Le constructeur automobile Stellantis a récemment dévoilé un projet audacieux : à partir de 2028, il lancera des petites voitures électriques, appelées "e-cars", fabriquées en Italie. Ce lancement marque un retour aux sources pour ce géant de l'industrie, permettant d'adresser un marché axial : celui des mini-citadines.
Les e-cars, qui seront produites principalement à Pomigliano d'Arco, à proximité de Naples, seront commercialisées sous diverses marques du groupe, incluant Peugeot, Citroën et Fiat. Cette initiative répond à une volonté de raviver l'engouement pour les véhicules urbains compacts, particulièrement après une période où des modèles plus coûteux ont dominé le marché. La production dans cette usine avait considérablement contribué au succès de la Fiat Panda, un modèle emblématique.
Depuis maintenant quatre ans, Stellantis a observé une perte de parts de marché en Europe, une situation que ce projet vise à corriger. L'objectif est de reconquérir les consommateurs européens avec des véhicules proposés à des prix compétitifs, tout en intégrant des "designs innovants" et des "technologies électriques de pointe".
Un retard à combler sur le marché des véhicules électriques
En matière de véhicules électriques accessibles, Renault a pris les devants avec des modèles comme la Twingo, introduite récemment à environ 15 000 euros, primes déduites.
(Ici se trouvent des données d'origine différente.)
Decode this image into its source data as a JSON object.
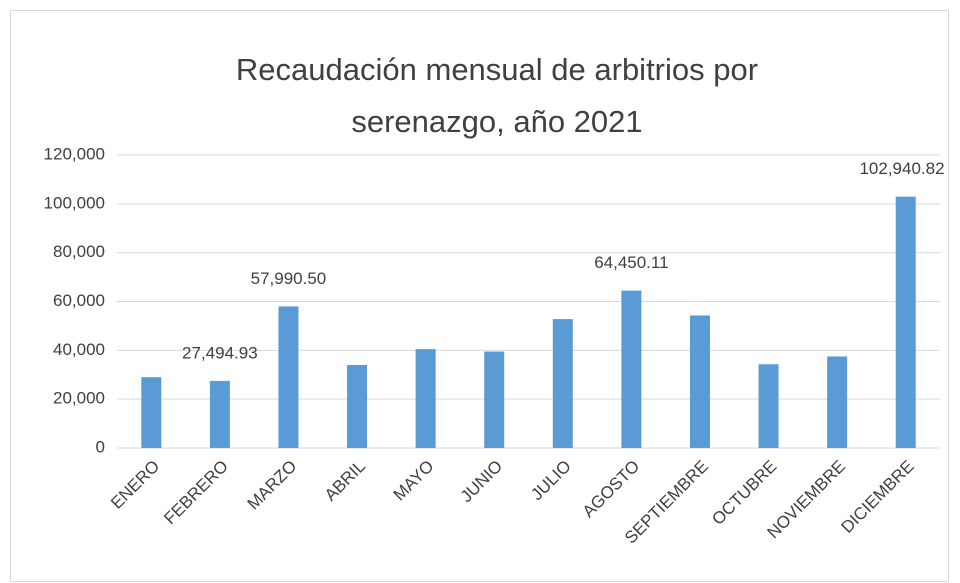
{
  "chart_data": {
    "type": "bar",
    "title": "Recaudación mensual de arbitrios por serenazgo, año 2021",
    "categories": [
      "ENERO",
      "FEBRERO",
      "MARZO",
      "ABRIL",
      "MAYO",
      "JUNIO",
      "JULIO",
      "AGOSTO",
      "SEPTIEMBRE",
      "OCTUBRE",
      "NOVIEMBRE",
      "DICIEMBRE"
    ],
    "values": [
      29000,
      27494.93,
      57990.5,
      34000,
      40500,
      39500,
      52800,
      64450.11,
      54300,
      34300,
      37500,
      102940.82
    ],
    "value_labels": [
      null,
      "27,494.93",
      "57,990.50",
      null,
      null,
      null,
      null,
      "64,450.11",
      null,
      null,
      null,
      "102,940.82"
    ],
    "color": "#5b9bd5",
    "ylim": [
      0,
      120000
    ],
    "yticks": [
      0,
      {
        "value": 20000,
        "label": "20,000"
      },
      {
        "value": 40000,
        "label": "40,000"
      },
      {
        "value": 60000,
        "label": "60,000"
      },
      {
        "value": 80000,
        "label": "80,000"
      },
      {
        "value": 100000,
        "label": "100,000"
      },
      {
        "value": 120000,
        "label": "120,000"
      }
    ],
    "grid": true
  }
}
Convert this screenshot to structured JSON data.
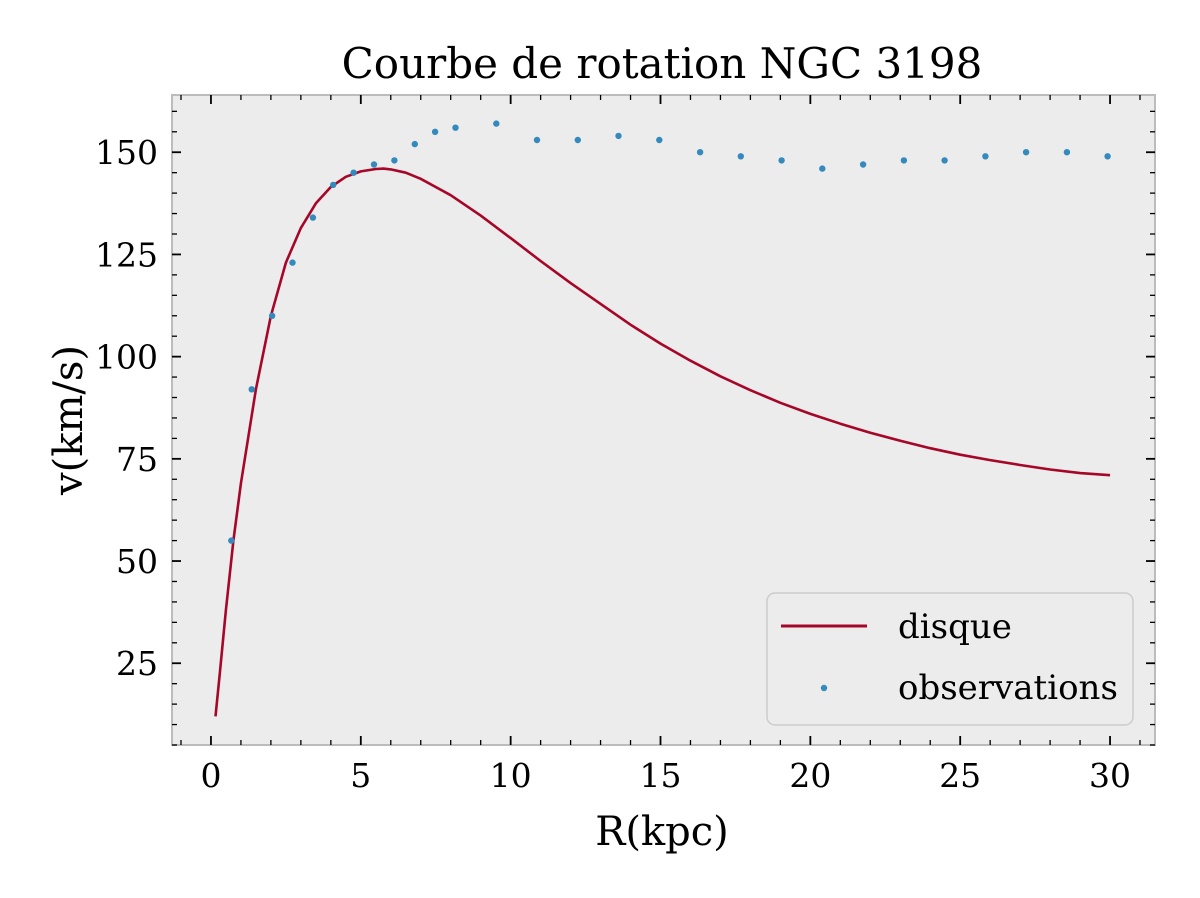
{
  "chart_data": {
    "type": "line",
    "title": "Courbe de rotation NGC 3198",
    "xlabel": "R(kpc)",
    "ylabel": "v(km/s)",
    "xlim": [
      -1.3,
      31.5
    ],
    "ylim": [
      5,
      164
    ],
    "xticks": [
      0,
      5,
      10,
      15,
      20,
      25,
      30
    ],
    "yticks": [
      25,
      50,
      75,
      100,
      125,
      150
    ],
    "x_minor_step": 1,
    "y_minor_step": 5,
    "grid": false,
    "background": "#ececec",
    "legend_position": "lower right",
    "series": [
      {
        "name": "disque",
        "kind": "line",
        "color": "#a60628",
        "x": [
          0.15,
          0.3,
          0.5,
          0.75,
          1.0,
          1.5,
          2.0,
          2.5,
          3.0,
          3.5,
          4.0,
          4.5,
          5.0,
          5.5,
          5.75,
          6.0,
          6.5,
          7.0,
          7.5,
          8.0,
          9.0,
          10.0,
          11.0,
          12.0,
          13.0,
          14.0,
          15.0,
          16.0,
          17.0,
          18.0,
          19.0,
          20.0,
          21.0,
          22.0,
          23.0,
          24.0,
          25.0,
          26.0,
          27.0,
          28.0,
          29.0,
          30.0
        ],
        "y": [
          12,
          23,
          38,
          55,
          69,
          92,
          110,
          123,
          131.5,
          137.5,
          141.5,
          144,
          145.3,
          145.9,
          146,
          145.8,
          145,
          143.5,
          141.5,
          139.5,
          134.5,
          129,
          123.4,
          118,
          112.9,
          107.8,
          103.2,
          99,
          95.2,
          91.8,
          88.7,
          86,
          83.6,
          81.4,
          79.4,
          77.6,
          76,
          74.7,
          73.5,
          72.4,
          71.5,
          71
        ]
      },
      {
        "name": "observations",
        "kind": "scatter",
        "color": "#348abd",
        "x": [
          0.68,
          1.36,
          2.04,
          2.72,
          3.4,
          4.08,
          4.76,
          5.44,
          6.12,
          6.8,
          7.48,
          8.16,
          9.52,
          10.88,
          12.24,
          13.6,
          14.96,
          16.32,
          17.68,
          19.04,
          20.4,
          21.76,
          23.12,
          24.48,
          25.84,
          27.2,
          28.56,
          29.92
        ],
        "y": [
          55,
          92,
          110,
          123,
          134,
          142,
          145,
          147,
          148,
          152,
          155,
          156,
          157,
          153,
          153,
          154,
          153,
          150,
          149,
          148,
          146,
          147,
          148,
          148,
          149,
          150,
          150,
          149
        ]
      }
    ]
  }
}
Bernard Jullien, expert du secteur automobile à l'Université de Bordeaux, souligne que Stellantis doit "taper plus bas", une stratégie qui pourrait bouleverser la dynamique actuelle. Selon lui, "la e-car représente un modèle compact et innovant, dans la lignée de la tradition européenne de la mobilité accessible".
Cette initiative permettra à Stellantis de se conformer aux exigences croissantes de l'Union européenne, qui impose un pourcentage croissant de ventes de véhicules électriques, une situation qui devient encore plus favorable pour les petits modèles ayant un prix accessible.
Une attention grandissante sur le prix
Le contexte économique a vu plusieurs modèles électriques désormais proposés à moins de 20 000 euros. Récemment, grâce à des incitations gouvernementales et à des remises, des véhicules comme la Citroën e-C3, fabriquée en Slovaquie, sont apparus sur le marché à des prix tournant autour de 13 000 euros, primes déduites.
Dans le cadre de cette dynamique, un modèle intéressant est la T03 électrique de Leapmotor, dont le succès en Europe repose sur son prix catalogue en dessous des 20 000 euros. En Italie, elle a même été commercialisée à moins de 5 000 euros, grâce à des primes exceptionnelles.
Une nouvelle approche
Bernard Jullien évoque la vision de Stellantis, qui envisage les e-cars à un prix catalogue oscillant entre 10 000 et 15 000 euros : "Il s'agit d'une stratégie qui implique des prix de production beaucoup plus bas pour permettre des remises substantielles". Cette approche pourrait permettre la vente en volume et ainsi regagner des parts de marché perdues. Jullien remarque également : "Il est fascinant de voir un constructeur s'engager sérieusement dans cette voie, ce que d'autres n'ont pas su faire".
En se concentrant sur le segment A, les plus petites voitures en Europe, Stellantis s'ouvre vers un marché qui avait presque disparu de ses catalogues. Les modèles tels que les Peugeot 101 et 108, vendus à des tarifs autour de 10 000 euros, pourraient retrouver une seconde jeunesse grâce à cette initiative.